Recent UNESCO findings show that around half of the 100 countries reviewed had no climate change mentioned in their national curriculum frameworks. While 95% of surveyed teachers felt teaching climate change is important, less than 30% felt ready to teach about climate change in relation to their local context. With 75% of youth saying that they are frightened about their future, young people were at the forefront at COP26 in Glasgow and the pre-COP Youth4Climate event in Milan in 2021, calling upon governments to change education systems to ensure every learner is empowered with the needed knowledge, skills, values, and attitudes to lead the green social transformation.
Starting with the Greening Learning action area of the Greening Education Partnership launched during the Transforming Education Summit in New York (September 2022), UNESCO organized a series of survey and consultations targeting young people to document their needs and demands on climate change education.

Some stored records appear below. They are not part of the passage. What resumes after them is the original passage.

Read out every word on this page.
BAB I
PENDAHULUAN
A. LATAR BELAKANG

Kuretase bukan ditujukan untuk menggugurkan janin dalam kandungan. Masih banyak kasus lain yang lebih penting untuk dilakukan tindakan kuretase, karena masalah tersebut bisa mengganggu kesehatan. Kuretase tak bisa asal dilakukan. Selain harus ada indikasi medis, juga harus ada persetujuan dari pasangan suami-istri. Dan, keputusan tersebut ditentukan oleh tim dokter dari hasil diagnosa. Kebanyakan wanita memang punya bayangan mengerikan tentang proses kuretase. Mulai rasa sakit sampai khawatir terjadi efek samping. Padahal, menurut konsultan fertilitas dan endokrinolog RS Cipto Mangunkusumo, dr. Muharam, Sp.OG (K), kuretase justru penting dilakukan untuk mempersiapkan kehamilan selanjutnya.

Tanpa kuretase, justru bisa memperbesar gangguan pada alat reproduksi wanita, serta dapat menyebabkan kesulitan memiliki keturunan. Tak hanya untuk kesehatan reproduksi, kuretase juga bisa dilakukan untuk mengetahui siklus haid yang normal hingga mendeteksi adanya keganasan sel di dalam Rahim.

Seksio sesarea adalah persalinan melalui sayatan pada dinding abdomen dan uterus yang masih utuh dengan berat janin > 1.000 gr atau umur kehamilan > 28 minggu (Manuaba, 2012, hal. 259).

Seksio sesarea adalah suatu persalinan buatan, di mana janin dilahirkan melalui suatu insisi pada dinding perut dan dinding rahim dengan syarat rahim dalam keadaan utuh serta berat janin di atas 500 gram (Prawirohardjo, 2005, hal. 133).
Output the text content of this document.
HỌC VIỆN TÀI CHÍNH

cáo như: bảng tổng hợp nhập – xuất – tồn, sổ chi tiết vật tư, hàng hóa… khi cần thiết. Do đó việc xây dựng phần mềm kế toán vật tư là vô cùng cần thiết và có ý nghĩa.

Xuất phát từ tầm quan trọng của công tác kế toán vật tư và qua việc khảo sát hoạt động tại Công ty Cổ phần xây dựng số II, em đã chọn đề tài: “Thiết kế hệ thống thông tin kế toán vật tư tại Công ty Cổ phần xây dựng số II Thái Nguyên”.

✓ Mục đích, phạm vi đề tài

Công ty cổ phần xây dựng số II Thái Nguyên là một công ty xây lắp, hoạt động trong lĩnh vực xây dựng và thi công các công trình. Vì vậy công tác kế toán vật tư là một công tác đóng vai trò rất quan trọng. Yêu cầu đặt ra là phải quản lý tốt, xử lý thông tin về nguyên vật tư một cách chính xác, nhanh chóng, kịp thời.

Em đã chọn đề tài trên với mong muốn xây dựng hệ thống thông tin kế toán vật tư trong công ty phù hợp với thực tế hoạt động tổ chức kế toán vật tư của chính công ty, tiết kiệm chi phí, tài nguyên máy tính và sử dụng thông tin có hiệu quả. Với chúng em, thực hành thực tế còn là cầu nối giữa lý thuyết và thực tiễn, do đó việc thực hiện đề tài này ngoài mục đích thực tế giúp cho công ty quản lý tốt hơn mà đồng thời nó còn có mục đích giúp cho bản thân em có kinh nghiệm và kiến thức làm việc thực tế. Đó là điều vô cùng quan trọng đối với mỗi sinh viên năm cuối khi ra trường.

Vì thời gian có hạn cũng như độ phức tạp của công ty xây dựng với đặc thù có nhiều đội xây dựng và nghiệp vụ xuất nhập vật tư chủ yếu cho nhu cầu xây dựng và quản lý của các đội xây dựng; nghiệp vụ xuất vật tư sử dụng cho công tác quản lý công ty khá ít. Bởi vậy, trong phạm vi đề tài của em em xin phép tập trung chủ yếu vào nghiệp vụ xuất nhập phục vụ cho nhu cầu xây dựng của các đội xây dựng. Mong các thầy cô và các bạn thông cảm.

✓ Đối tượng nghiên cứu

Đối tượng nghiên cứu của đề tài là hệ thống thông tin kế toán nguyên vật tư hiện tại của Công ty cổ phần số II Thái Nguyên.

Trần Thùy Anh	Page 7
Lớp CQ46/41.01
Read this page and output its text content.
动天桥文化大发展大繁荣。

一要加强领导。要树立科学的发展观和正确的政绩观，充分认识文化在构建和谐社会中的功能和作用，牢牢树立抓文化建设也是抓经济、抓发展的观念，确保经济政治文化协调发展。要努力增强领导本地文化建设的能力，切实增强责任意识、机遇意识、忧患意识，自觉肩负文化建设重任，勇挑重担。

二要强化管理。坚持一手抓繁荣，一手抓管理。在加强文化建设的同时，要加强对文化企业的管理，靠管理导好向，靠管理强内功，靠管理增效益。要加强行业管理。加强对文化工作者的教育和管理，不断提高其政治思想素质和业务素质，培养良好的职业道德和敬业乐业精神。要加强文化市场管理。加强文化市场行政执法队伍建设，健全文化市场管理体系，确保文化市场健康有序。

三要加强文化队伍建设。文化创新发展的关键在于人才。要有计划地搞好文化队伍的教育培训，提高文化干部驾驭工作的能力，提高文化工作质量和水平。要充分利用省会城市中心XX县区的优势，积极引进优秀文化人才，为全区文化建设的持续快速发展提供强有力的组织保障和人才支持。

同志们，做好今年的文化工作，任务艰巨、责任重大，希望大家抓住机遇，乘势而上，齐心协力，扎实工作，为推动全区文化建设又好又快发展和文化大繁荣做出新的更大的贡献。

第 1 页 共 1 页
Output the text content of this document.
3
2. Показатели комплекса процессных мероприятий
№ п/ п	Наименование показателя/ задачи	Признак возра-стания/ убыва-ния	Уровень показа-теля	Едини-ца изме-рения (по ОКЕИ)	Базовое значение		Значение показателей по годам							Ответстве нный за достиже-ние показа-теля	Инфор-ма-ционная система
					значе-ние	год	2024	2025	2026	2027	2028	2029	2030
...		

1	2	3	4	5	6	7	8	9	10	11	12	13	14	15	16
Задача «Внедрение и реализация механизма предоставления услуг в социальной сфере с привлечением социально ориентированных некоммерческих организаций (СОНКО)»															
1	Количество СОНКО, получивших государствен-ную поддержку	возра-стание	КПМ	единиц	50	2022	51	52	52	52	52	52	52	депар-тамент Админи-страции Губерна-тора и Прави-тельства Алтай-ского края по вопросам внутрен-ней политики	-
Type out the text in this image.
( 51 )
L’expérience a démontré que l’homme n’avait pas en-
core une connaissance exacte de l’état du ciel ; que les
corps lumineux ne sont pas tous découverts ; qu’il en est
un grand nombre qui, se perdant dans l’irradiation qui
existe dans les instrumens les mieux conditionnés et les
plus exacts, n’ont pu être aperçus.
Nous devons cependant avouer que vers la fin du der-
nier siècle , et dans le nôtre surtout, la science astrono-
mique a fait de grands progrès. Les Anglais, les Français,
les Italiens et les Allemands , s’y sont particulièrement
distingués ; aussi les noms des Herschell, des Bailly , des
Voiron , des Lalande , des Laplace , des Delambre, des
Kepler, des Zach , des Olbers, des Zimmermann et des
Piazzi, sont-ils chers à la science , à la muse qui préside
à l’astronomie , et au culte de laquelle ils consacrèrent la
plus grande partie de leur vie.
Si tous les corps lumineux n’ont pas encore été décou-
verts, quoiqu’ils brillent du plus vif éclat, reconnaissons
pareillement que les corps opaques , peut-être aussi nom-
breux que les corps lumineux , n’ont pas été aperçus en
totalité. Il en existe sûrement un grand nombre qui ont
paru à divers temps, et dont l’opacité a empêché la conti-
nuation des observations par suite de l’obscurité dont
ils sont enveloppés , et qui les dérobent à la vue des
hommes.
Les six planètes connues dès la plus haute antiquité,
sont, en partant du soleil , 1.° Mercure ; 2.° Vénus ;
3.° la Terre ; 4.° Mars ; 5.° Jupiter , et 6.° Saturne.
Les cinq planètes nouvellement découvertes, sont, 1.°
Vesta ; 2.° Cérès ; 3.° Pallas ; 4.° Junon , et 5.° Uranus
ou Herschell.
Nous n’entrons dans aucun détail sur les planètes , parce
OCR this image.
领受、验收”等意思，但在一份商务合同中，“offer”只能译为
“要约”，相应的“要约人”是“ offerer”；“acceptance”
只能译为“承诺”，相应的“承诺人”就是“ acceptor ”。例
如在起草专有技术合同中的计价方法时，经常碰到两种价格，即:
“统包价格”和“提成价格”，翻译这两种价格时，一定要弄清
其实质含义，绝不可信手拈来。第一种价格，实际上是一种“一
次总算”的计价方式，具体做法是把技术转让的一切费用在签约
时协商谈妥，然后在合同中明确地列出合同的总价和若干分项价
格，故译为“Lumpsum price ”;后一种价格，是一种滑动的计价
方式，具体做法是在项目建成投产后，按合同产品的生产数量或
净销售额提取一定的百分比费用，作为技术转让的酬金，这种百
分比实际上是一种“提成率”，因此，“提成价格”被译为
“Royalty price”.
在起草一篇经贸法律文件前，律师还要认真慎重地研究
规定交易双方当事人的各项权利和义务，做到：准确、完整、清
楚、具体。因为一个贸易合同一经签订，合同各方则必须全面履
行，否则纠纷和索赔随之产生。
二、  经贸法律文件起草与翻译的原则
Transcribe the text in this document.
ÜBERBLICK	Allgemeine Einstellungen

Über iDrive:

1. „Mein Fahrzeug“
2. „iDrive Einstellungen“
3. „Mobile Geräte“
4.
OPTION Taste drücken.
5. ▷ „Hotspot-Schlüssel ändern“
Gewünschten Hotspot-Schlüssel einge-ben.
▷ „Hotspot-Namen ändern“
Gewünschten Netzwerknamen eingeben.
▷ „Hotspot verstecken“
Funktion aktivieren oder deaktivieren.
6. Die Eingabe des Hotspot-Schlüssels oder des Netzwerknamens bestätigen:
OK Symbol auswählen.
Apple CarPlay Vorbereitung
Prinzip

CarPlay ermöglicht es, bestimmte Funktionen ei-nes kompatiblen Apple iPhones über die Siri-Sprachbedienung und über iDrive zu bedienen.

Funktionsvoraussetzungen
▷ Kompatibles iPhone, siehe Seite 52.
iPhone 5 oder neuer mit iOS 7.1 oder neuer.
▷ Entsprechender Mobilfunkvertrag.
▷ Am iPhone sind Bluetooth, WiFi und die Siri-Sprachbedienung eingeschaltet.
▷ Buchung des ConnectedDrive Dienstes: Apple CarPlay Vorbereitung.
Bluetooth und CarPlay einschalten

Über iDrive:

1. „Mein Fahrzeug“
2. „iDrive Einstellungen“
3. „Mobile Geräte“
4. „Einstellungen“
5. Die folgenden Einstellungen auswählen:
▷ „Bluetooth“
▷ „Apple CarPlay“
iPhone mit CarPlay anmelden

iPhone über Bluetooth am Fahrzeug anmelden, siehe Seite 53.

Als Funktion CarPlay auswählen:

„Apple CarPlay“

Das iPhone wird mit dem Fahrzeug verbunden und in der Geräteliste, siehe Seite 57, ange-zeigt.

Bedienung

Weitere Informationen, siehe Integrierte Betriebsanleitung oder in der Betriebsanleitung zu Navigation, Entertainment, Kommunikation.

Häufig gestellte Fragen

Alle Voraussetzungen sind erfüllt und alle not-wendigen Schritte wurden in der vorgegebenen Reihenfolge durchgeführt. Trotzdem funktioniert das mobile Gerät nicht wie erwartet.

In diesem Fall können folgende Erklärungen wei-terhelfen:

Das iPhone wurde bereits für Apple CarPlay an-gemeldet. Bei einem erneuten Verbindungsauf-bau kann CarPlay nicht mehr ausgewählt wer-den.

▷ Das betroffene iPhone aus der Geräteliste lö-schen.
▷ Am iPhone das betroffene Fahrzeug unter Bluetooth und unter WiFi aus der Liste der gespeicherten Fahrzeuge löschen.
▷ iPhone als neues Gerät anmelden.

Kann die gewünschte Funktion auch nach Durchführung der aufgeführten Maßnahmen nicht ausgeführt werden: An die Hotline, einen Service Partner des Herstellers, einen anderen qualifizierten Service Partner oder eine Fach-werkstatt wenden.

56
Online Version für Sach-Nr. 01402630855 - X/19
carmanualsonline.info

The findings showed that 70% of the surveyed youth cannot explain climate change in detail, or do not know anything about it. Yet, 91% of the respondents want to have more climate change taught at school, across the curriculum, through experiential, solution-driven and action-oriented approaches to benefit from true quality climate education.
The new UNESCO publication titled ‘Youth Demand Quality Climate Change Education’ will be launched on the occasion of Youth Day, 10th November, and UNESCO will organize a technical panel discussion to deep-dive into key findings on the report. In particular, recommendations from speakers on translating youth asks into concrete actions with an emphasis on curriculum guideline will be discussed.